Key Facts

Bank bail-outs:

The Bank of England estimates that the total costs of bailing out the financial system is £1.3tr, or more than 10 times the entire NHS budget.The UK bank bailout accounts for about 1/3 of the global banking bailout.

3 years on the British government continues to subsidise ‘too big to fail banks’ banks:

  • £46 billion: the combined subsidy the ‘Big Five’ UK banks enjoyed in 2010;
  • £10 billion: of British taxpayer’s money was paid in indirect subsidy to Barclays
  • Lloyds, RBS, HSBC and Nationwide also enjoyed subsidies of £15bn, £13bn, £7bn and £1bn respectively.

The ‘too-big-to-fail’ subsidy for the UK’s largest four banks is 62% higher than the equivalent subsidy in Germany, despite the fact that the German economy is significantly larger.

[New Economics Foundation, Quid Pro Quo, September 2011]

Austerity cuts:

£83 billion: the amount of public sector cuts planned by the government by 2014-15. Effectively cutting the incomes of ordinary people by

  • 6.2% for typical families with two young people on modest earnings (£37,000 combined income)
  • 4.2% for more well off families with children at university (£78,000 combined income)
  • 10.4% the average working lone parent with two children
  • 16.2% pensioner couples

The cuts are hitting the poorest hardest according to the Institute for Fiscal Studies.
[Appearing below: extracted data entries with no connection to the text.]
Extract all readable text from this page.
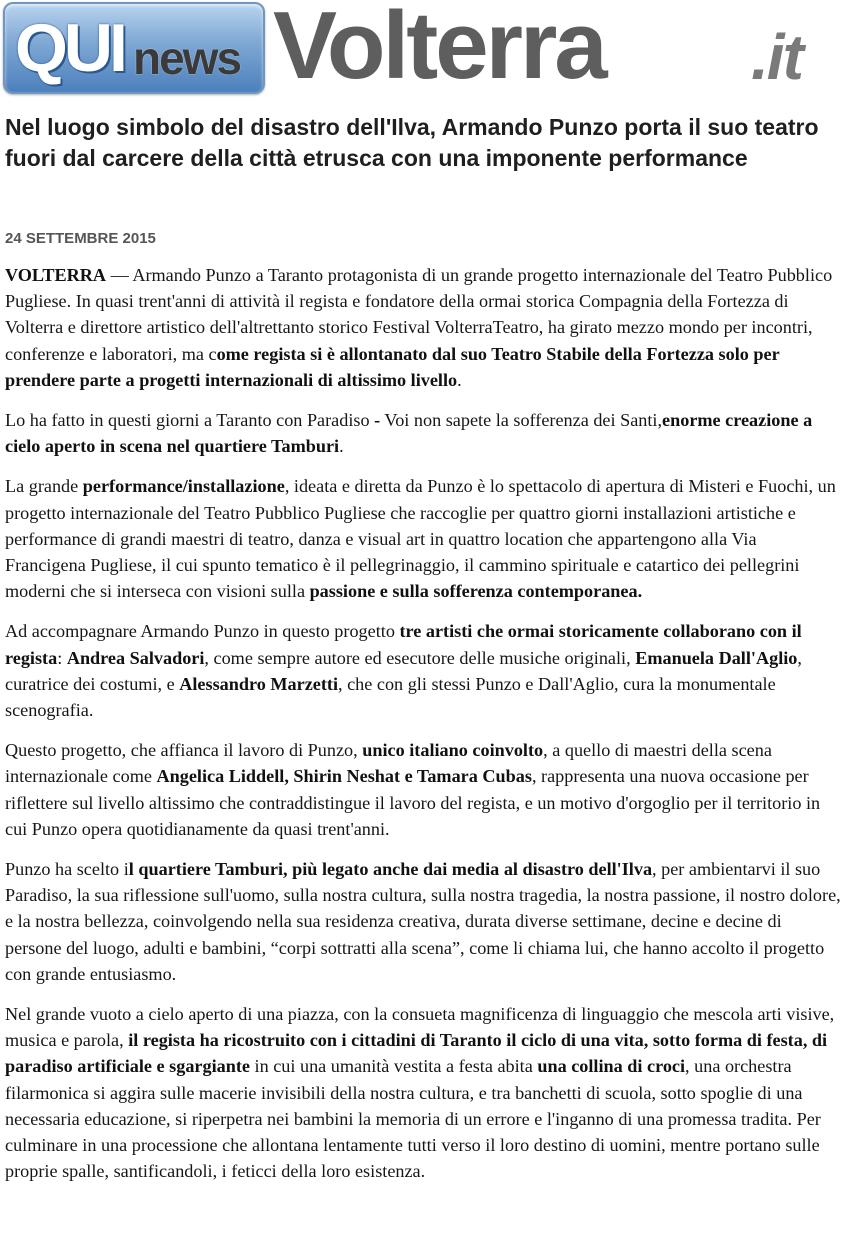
QUI news Volterra .it
Nel luogo simbolo del disastro dell'Ilva, Armando Punzo porta il suo teatro fuori dal carcere della città etrusca con una imponente performance
24 SETTEMBRE 2015

VOLTERRA — Armando Punzo a Taranto protagonista di un grande progetto internazionale del Teatro Pubblico Pugliese. In quasi trent'anni di attività il regista e fondatore della ormai storica Compagnia della Fortezza di Volterra e direttore artistico dell'altrettanto storico Festival VolterraTeatro, ha girato mezzo mondo per incontri, conferenze e laboratori, ma come regista si è allontanato dal suo Teatro Stabile della Fortezza solo per prendere parte a progetti internazionali di altissimo livello.

Lo ha fatto in questi giorni a Taranto con Paradiso - Voi non sapete la sofferenza dei Santi,enorme creazione a cielo aperto in scena nel quartiere Tamburi.

La grande performance/installazione, ideata e diretta da Punzo è lo spettacolo di apertura di Misteri e Fuochi, un progetto internazionale del Teatro Pubblico Pugliese che raccoglie per quattro giorni installazioni artistiche e performance di grandi maestri di teatro, danza e visual art in quattro location che appartengono alla Via Francigena Pugliese, il cui spunto tematico è il pellegrinaggio, il cammino spirituale e catartico dei pellegrini moderni che si interseca con visioni sulla passione e sulla sofferenza contemporanea.

Ad accompagnare Armando Punzo in questo progetto tre artisti che ormai storicamente collaborano con il regista: Andrea Salvadori, come sempre autore ed esecutore delle musiche originali, Emanuela Dall'Aglio, curatrice dei costumi, e Alessandro Marzetti, che con gli stessi Punzo e Dall'Aglio, cura la monumentale scenografia.

Questo progetto, che affianca il lavoro di Punzo, unico italiano coinvolto, a quello di maestri della scena internazionale come Angelica Liddell, Shirin Neshat e Tamara Cubas, rappresenta una nuova occasione per riflettere sul livello altissimo che contraddistingue il lavoro del regista, e un motivo d'orgoglio per il territorio in cui Punzo opera quotidianamente da quasi trent'anni.

Punzo ha scelto il quartiere Tamburi, più legato anche dai media al disastro dell'Ilva, per ambientarvi il suo Paradiso, la sua riflessione sull'uomo, sulla nostra cultura, sulla nostra tragedia, la nostra passione, il nostro dolore, e la nostra bellezza, coinvolgendo nella sua residenza creativa, durata diverse settimane, decine e decine di persone del luogo, adulti e bambini, “corpi sottratti alla scena”, come li chiama lui, che hanno accolto il progetto con grande entusiasmo.

Nel grande vuoto a cielo aperto di una piazza, con la consueta magnificenza di linguaggio che mescola arti visive, musica e parola, il regista ha ricostruito con i cittadini di Taranto il ciclo di una vita, sotto forma di festa, di paradiso artificiale e sgargiante in cui una umanità vestita a festa abita una collina di croci, una orchestra filarmonica si aggira sulle macerie invisibili della nostra cultura, e tra banchetti di scuola, sotto spoglie di una necessaria educazione, si riperpetra nei bambini la memoria di un errore e l'inganno di una promessa tradita. Per culminare in una processione che allontana lentamente tutti verso il loro destino di uomini, mentre portano sulle proprie spalle, santificandoli, i feticci della loro esistenza.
[TUC, Where the Money Goes, October 2010:]

Unemployment:

  • The economy has lost 2 million jobs since the beginning of the recession.
  • 2.57 million people out of work (or 8.1% of working-age population)
  • 21.3% of 16-25 year olds out of work. That is almost 1 million young people, the demographic group that has lost out most from the fall in demand for labour.
  • 250,000 jobs have been cut in the public sector in the last year.
  • Research published by TUC on Monday found that those previously working in the lowest paid jobs make up nearly half of all new unemployed claimants since 2008.

Inequality:

  • The top ten percent now have 100 times the wealth of the bottom ten percent.
  • The top ten percent earn 4.1 times the incomes of the bottom ten percent, with the top 1 percent more than 10 times. The same figure was 3.1 in 1961.
  • The average CEO earns 250 times the average cleaner.
  • Levels of social mobility are the lowest among all developed economies.